As I have stated before, one such measure could be to accelerate the draw from the SPR to offset the decrease in exports from OPEC. Some have commented that the U.S. could not, or should not, do that. My counterargument by showing the SPR drawdown table above is that the U.S. is going to sell these stocks anyway, and by selling them at a faster rate, it could achieve the dual purpose of nullifying OPEC's targeted cuts, as well as bringing the benefits of the sales forward. It would be an easy, no-cost counter-punch to OPEC.

Conclusions

I think OPEC has "oversold" the effects it expects from its cutback. The market is likely to be disappointed from not seeing inventories dropping as it has predicted. For that reason, I think sentiments will change, and the crude market will test $50.

No doubt, the OPEC PR machine will respond, but it will have lost a lot of credibility.
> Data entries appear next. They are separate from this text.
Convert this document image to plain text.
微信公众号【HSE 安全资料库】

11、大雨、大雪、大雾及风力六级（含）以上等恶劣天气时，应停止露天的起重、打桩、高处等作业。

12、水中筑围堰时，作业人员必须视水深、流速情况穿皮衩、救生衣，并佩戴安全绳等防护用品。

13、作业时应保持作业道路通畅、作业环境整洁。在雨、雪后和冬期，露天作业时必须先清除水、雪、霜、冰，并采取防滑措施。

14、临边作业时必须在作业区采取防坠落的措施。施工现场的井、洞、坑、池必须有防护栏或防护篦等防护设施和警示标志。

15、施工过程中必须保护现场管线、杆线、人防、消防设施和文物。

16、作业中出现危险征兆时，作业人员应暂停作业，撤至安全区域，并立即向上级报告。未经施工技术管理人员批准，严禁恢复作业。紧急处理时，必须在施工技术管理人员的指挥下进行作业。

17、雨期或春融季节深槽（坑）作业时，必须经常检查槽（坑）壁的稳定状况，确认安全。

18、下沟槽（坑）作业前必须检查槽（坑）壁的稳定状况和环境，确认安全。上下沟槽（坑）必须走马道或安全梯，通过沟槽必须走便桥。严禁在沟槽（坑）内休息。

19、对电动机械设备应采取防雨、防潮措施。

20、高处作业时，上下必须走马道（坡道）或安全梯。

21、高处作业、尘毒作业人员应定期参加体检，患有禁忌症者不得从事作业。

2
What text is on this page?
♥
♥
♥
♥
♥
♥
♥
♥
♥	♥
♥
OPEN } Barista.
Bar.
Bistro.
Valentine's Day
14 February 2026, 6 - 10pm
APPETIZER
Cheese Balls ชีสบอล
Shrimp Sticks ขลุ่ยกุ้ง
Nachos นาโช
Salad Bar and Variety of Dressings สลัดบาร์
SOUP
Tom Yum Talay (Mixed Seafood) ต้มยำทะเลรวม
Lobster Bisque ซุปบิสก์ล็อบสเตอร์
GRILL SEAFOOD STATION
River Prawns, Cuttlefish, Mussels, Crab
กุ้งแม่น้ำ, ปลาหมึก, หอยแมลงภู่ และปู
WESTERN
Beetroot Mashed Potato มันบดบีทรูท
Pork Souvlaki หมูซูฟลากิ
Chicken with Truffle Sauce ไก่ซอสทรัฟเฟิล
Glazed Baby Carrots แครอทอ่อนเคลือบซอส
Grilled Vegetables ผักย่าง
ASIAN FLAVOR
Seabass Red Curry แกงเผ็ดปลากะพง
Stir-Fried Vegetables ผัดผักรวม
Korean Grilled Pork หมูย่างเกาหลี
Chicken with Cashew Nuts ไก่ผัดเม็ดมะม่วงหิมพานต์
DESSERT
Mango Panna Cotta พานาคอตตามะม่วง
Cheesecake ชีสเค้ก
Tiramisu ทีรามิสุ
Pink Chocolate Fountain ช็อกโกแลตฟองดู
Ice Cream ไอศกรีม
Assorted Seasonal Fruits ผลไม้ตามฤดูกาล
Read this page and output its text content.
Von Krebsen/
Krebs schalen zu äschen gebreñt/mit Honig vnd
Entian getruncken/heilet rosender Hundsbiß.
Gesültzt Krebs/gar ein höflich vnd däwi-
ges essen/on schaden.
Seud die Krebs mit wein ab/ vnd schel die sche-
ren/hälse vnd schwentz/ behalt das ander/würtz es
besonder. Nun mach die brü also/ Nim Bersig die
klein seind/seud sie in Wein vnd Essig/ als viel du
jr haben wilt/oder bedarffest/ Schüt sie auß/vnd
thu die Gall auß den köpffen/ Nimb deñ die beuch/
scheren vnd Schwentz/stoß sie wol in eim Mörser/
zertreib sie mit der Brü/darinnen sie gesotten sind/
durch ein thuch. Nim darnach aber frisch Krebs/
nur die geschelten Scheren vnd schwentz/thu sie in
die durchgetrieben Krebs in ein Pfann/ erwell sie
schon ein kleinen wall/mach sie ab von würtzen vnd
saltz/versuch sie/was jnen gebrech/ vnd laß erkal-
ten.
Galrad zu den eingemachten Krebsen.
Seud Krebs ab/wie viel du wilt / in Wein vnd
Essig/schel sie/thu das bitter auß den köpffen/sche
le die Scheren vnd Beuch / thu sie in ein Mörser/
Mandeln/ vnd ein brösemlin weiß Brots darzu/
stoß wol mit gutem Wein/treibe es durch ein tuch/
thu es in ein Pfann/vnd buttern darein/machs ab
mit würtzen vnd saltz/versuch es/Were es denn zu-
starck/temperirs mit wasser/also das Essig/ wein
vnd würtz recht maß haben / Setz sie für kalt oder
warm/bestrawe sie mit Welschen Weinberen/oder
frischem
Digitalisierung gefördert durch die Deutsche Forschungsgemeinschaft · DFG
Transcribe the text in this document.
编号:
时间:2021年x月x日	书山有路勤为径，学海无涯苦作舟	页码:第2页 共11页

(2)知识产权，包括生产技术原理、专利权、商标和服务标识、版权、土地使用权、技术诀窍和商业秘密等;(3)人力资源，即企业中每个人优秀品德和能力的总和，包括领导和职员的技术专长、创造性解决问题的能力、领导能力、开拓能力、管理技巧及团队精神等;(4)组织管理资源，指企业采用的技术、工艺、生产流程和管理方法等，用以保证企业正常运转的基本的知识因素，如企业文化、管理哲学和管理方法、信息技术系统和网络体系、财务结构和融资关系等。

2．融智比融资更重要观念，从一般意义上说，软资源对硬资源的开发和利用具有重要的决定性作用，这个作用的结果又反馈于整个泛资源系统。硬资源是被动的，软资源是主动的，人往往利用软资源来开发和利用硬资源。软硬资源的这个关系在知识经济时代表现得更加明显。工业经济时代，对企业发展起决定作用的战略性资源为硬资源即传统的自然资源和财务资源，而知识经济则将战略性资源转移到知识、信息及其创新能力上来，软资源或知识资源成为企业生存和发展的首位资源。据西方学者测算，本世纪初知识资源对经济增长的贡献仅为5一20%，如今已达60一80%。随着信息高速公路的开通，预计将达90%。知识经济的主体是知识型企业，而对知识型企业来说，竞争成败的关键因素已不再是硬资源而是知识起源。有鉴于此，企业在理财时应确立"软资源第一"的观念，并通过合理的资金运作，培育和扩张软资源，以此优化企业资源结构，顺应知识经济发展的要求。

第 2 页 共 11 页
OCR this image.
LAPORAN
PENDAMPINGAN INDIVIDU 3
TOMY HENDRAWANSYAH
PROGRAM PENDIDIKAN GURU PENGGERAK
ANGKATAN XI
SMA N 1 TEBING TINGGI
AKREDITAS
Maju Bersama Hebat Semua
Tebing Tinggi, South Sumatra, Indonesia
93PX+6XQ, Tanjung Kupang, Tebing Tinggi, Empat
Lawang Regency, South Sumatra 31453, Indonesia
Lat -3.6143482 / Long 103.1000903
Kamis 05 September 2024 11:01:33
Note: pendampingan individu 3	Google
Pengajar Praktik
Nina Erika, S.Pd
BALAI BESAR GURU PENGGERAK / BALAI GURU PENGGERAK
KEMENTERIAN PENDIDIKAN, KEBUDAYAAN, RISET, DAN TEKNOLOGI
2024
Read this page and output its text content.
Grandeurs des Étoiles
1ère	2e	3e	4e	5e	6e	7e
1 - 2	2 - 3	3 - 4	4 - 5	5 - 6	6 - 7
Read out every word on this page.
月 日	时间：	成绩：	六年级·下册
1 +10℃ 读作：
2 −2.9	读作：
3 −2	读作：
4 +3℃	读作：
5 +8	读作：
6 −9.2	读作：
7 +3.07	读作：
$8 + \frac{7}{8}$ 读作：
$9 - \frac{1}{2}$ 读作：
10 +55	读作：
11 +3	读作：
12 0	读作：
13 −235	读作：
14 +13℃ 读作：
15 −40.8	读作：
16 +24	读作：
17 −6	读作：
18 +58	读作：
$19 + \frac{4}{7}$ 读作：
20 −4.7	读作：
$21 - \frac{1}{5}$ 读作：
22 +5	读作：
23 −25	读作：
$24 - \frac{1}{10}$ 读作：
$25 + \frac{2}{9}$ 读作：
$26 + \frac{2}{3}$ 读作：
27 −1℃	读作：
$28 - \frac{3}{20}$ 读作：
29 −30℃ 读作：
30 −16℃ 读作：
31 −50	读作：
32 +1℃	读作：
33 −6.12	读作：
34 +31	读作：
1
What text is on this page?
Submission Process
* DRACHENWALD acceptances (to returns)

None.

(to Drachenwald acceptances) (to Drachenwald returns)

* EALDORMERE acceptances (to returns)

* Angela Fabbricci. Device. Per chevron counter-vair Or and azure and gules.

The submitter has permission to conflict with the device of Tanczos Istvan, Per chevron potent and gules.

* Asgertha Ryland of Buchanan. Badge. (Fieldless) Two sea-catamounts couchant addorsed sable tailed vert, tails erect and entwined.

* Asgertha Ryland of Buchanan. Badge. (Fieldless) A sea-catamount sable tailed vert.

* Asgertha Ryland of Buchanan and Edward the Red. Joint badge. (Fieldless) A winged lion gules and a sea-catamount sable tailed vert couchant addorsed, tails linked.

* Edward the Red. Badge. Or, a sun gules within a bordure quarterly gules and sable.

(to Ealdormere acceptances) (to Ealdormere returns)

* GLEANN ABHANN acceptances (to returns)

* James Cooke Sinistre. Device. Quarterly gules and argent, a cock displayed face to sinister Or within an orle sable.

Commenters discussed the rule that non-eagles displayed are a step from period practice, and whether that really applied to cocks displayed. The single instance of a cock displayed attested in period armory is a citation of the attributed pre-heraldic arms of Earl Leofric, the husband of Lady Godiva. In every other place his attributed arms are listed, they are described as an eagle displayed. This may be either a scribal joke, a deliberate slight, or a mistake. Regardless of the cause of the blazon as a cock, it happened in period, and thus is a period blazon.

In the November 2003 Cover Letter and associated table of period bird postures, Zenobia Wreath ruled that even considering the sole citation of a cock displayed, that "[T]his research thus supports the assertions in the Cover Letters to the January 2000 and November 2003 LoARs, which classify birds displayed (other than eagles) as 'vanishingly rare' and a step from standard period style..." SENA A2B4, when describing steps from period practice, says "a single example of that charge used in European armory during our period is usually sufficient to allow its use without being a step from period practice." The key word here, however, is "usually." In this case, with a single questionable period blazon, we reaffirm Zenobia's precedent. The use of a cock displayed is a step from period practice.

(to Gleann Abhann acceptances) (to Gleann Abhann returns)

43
The OPEC Secretary General made a remark that the U.S. should join future OPEC-non-OPEC cuts, otherwise they will be "incomplete."

Saudi Arabia's Energy Minister, Khalid Al-Falih, has said OPEC may need to cut again if prices do not stick. And so that may be their response to a test of $50. I project they will have to keep cutting as American shale oil production rises to maintain oil prices. But I am not sure how many others will keep cutting as they see shale oil "back-filling" their cuts.

It will be like the early '80s, when Saudi Arabia kept cutting back to support high prices, until their production fell so low, they decided to flood the market (November 1985).

Disclosure: I/we have no positions in any stocks mentioned, and no plans to initiate any positions within the next 72 hours.

I wrote this article myself, and it expresses my own opinions. I am not receiving compensation for it (other than from Seeking Alpha). I have no business relationship with any company whose stock is mentioned in this article.